By bridging either Pin 1-2 or Pin 2-3 of J6, I could have two different voltage dividers leading to two different output voltages.

After producing the PCB for this, I tested the output voltage and found that if I selected 5V, the output voltage was about 9.35V and if I selected 24V the output voltage was 48V, about twice the intended output voltage of 5V/24V.

Knowing that the boost converter chip can only support up to 28Vout, I assumed that I had somehow drawn a series circuit on the PCB.

Would greatly appreciate it if somebody could point out the problem in the schematic/PCB, thanks!

PCB: enter image description here

Note: I selected either voltage by bridging Pin 1-2 or Pin 2-3 of J6 using this: enter image description here enter image description here

Link to boost converter:

  • 1
    \$\begingroup\$ IMO, your voltage selection method is risky. If the jumper falls off, the voltage can potentially become very large. I soldered connection for the voltage selection would be safer. \$\endgroup\$
    – Mattman944
    Commented Jul 24, 2022 at 14:19
  • 4
    \$\begingroup\$ @Mattman944 or redesign it in a way, that without jumper it's 5 V, with jumper it's 24 V... \$\endgroup\$
    – Arsenal
    Commented Jul 25, 2022 at 7:37
  • 3
    \$\begingroup\$ R33 and R35 are in parallel. \$\endgroup\$ Commented Jul 25, 2022 at 14:26
  • 1
    \$\begingroup\$ Someone has voted to close this for lacking details, I have no idea what kind of details could be possible to add to the complete schematics, PCB, datasheet to the component, and measurement on physical hardware! \$\endgroup\$
    – pipe
    Commented Jul 26, 2022 at 16:01

2 Answers 2


If I rearrange resistors R32, R33, R34 and R35, you can see immediately what the problem is:


simulate this circuit – Schematic created using CircuitLab

Check for yourself that this is equivalent to what you have built. Clearly R33 and R35 are connected in parallel, and their combined resistance is:

$$ \begin{aligned} R_P &= \frac{1}{\frac{1}{R_{33}} + \frac{1}{R_{35}}} \\ \\ &= \frac{1}{\frac{1}{2.20k\Omega} + \frac{1}{2.32k\Omega}} \\ \\ &= 1.13k\Omega \end{aligned} $$

Now with the jumper positioned to select the left path, the output voltage will be:

$$ \begin{aligned} V_{OUT} &= 0.6\left(1+\frac{16.5k\Omega}{1.13k\Omega}\right) \\ \\ &= 9.36V \end{aligned} $$

Fix this by completely removing R35, so that only \$R_P = R_{33} = 2.2k\Omega\$ remains. Then the left path will work as expected, and \$V_{OUT} = 5V\$.
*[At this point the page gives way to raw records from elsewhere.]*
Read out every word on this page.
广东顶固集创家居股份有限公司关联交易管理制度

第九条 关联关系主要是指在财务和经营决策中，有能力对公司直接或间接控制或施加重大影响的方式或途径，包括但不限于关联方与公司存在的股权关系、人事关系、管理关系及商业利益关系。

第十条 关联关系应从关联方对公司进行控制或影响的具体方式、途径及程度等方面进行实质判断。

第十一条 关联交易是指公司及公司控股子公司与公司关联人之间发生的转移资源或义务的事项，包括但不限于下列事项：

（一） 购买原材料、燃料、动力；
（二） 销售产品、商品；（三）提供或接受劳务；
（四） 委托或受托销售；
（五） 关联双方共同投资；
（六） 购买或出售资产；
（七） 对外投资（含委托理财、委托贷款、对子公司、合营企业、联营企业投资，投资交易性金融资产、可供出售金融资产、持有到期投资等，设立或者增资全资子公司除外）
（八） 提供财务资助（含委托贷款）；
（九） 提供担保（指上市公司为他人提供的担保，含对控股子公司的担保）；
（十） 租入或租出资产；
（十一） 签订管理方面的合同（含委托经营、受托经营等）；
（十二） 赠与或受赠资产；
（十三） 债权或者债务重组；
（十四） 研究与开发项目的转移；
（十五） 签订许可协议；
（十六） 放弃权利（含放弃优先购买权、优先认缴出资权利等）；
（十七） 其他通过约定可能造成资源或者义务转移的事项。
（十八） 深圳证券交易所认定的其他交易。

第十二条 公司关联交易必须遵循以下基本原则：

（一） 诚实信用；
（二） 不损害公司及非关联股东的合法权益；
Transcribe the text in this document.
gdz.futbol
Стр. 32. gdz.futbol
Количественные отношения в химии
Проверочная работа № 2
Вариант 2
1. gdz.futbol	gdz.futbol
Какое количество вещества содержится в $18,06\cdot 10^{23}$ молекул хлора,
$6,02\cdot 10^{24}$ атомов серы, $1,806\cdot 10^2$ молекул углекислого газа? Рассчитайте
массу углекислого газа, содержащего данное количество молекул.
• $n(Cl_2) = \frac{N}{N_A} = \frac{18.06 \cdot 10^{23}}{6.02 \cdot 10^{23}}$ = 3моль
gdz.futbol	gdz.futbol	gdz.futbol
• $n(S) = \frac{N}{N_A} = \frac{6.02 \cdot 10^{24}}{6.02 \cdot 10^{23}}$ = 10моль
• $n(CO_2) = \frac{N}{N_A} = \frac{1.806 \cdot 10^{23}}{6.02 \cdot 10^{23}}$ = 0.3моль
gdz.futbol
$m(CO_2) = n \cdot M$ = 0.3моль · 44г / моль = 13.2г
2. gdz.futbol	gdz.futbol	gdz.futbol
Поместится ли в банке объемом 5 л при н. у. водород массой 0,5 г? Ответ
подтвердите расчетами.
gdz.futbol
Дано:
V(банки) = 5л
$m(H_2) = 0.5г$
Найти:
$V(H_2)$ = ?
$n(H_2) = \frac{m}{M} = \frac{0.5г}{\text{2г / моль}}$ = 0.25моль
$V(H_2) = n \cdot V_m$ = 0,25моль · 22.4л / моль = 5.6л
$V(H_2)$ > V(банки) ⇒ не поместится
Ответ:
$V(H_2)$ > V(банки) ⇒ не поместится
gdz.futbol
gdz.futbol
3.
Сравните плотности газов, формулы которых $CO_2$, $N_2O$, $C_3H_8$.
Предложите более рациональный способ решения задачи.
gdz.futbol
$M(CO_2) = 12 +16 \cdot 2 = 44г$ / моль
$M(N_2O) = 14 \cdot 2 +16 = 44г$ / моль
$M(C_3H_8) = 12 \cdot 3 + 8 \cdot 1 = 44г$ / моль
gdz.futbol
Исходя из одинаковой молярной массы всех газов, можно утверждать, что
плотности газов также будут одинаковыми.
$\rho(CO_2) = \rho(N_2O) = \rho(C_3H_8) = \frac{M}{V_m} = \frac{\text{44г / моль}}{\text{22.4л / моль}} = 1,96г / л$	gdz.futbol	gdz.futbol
You then have to change the value of R34. When the right path is selected by the jumper (for 24V), now you have two resistances R34 and R33, where R33 is now 2.2kΩ:

$$ \begin{aligned} V_{OUT} &= 0.6\left(1+\frac{R_{34}}{R_{33}}\right) \\ \\ R_{34} &= R_{33}\left(\frac{V_{OUT}}{0.6}-1\right) \\ \\ &= 2.2k\Omega\left(\frac{24}{0.6}-1\right) \\ \\ &= 85.8k\Omega \end{aligned} $$

So your final design looks like this:


simulate this circuit


R33 and R35 are connected in parallel here resulting in a equivalent resistance of 1.13K. No wonder therefore that you are getting your quoted output voltages.

To fix the problem remove R35. You'll then get your selected 5v output. You'll have to slightly tweak R34 to 86K to get 24V with the bottom 2.2K resistance.